Tuesday 25 August 2009

The Fresh Word on Theology




You just knew theology was going to come into it somewhere.

There is a use of the term 'theology' which has to do with arranging and analysing themes and topics related to God, perhaps using Scripture as a proof text, but not being tied to the patterns of Scripture. This is not how Dale Ralph Davis uses the term in his third chapter. Theology can be a study of how to live together with God. In Scripture we see the great God of the Bible involving himself in the lives of his people. It is this 'practical' theology that we need to help our preaching and interpretation of all texts, including Old Testament texts.

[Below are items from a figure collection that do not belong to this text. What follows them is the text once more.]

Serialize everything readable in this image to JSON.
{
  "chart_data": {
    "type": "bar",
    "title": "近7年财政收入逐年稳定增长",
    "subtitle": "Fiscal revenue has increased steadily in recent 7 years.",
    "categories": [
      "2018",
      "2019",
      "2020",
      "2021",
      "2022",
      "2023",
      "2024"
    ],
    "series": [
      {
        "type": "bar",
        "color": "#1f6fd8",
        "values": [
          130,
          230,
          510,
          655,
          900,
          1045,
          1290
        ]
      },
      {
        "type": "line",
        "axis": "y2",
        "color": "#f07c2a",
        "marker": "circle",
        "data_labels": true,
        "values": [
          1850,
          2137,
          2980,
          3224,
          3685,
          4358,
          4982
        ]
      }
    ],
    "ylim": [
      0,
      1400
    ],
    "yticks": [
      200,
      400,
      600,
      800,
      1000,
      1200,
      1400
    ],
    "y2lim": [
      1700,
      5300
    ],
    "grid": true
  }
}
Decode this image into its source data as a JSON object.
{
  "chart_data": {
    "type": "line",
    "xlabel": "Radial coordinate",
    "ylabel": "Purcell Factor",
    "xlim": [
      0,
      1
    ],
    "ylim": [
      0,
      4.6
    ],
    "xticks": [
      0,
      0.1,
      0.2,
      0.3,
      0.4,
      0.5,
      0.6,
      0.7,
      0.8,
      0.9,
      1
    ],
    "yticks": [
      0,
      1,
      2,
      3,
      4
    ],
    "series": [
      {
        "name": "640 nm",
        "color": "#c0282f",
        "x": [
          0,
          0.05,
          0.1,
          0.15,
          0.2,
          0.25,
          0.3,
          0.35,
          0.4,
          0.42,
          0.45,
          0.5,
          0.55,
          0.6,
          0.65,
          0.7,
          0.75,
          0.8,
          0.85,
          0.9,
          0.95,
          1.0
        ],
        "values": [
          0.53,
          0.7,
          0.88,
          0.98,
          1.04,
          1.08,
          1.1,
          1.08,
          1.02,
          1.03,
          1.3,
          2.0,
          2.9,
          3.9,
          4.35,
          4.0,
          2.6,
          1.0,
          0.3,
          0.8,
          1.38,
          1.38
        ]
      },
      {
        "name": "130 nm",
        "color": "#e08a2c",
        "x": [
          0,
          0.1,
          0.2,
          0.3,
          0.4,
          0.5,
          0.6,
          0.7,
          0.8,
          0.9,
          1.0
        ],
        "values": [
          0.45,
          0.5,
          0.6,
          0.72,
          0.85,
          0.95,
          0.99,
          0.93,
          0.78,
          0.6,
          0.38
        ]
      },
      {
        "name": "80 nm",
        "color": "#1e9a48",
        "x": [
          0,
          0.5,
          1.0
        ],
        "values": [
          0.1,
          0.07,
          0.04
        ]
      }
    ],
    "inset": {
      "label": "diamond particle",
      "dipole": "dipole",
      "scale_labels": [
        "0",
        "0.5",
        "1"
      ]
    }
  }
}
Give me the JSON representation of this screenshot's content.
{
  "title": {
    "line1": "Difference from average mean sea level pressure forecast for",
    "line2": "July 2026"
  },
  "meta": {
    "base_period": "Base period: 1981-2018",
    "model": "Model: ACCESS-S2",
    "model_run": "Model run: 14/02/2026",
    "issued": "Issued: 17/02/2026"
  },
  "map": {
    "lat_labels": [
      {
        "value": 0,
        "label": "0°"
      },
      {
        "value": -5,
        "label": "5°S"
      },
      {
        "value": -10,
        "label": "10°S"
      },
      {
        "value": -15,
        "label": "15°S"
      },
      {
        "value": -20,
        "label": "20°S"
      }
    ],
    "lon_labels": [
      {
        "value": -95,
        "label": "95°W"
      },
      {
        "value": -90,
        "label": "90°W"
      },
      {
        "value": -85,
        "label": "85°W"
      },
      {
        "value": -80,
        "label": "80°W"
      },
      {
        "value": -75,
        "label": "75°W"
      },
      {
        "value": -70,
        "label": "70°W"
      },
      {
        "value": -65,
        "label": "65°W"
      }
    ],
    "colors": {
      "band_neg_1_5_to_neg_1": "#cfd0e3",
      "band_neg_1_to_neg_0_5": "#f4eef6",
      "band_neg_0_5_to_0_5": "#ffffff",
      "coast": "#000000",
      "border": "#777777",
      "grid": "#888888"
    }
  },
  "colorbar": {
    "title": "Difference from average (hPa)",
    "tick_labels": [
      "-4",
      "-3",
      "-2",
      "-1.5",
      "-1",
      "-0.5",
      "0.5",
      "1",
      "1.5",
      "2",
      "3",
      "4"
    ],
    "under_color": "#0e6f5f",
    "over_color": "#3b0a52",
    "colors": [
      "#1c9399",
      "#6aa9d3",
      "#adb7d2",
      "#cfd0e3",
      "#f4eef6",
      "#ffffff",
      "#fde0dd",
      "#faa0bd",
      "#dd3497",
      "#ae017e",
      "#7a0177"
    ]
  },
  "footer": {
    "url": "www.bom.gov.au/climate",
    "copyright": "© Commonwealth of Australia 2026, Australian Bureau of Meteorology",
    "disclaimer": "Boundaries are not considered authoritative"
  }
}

Davis takes the example of the Abraham narratives, Gen 12 following and identifies the four-fold promise of Gen 12:1-3 as the theological centre of the complex of narratives.

Gen 12:10-20: Abram lies to Pharaoh about Sarai being his sister. This lie puts the covenant promise of descendants at risk. Abram's major defect here is not lying (this is not a Victorian morality tale), but a failure to trust Yahweh the promise making God. Protection should be entrusted to Yahweh and his promise.
Or what about Gen 23, a sad tale of death and burial arrangements. The point is not that we should all have pre-paid funeral plans and all the arrangments made in advance. No, the promise of the land, Gen 12:1-3, is beginning to be fulfilled - even if only in a cemetery! This small beginning can be over looked if we are not watching for the theology at work in the narratives.

What a contrast to a commentator like say Brueggemann, whose insights are often very helpful. However, a great weakness in Brueggemann is his insistence that each of the OT narratives is independant from every other OT narrative. Even to the point where Gen 12 does not relate to Gen 13 or Gen 14!

Although Davis ends his chapter with a comment on the OT scholars search for 'the centre' his use of theology as a category for studying OT narrative texts does not depend upon resolving this riddle. Rather theology provides a coherent, whole bible framework within which each text can be held together. We can't be simple bible readers if we want to be biblical preachers, we need a robust, whole bible theology.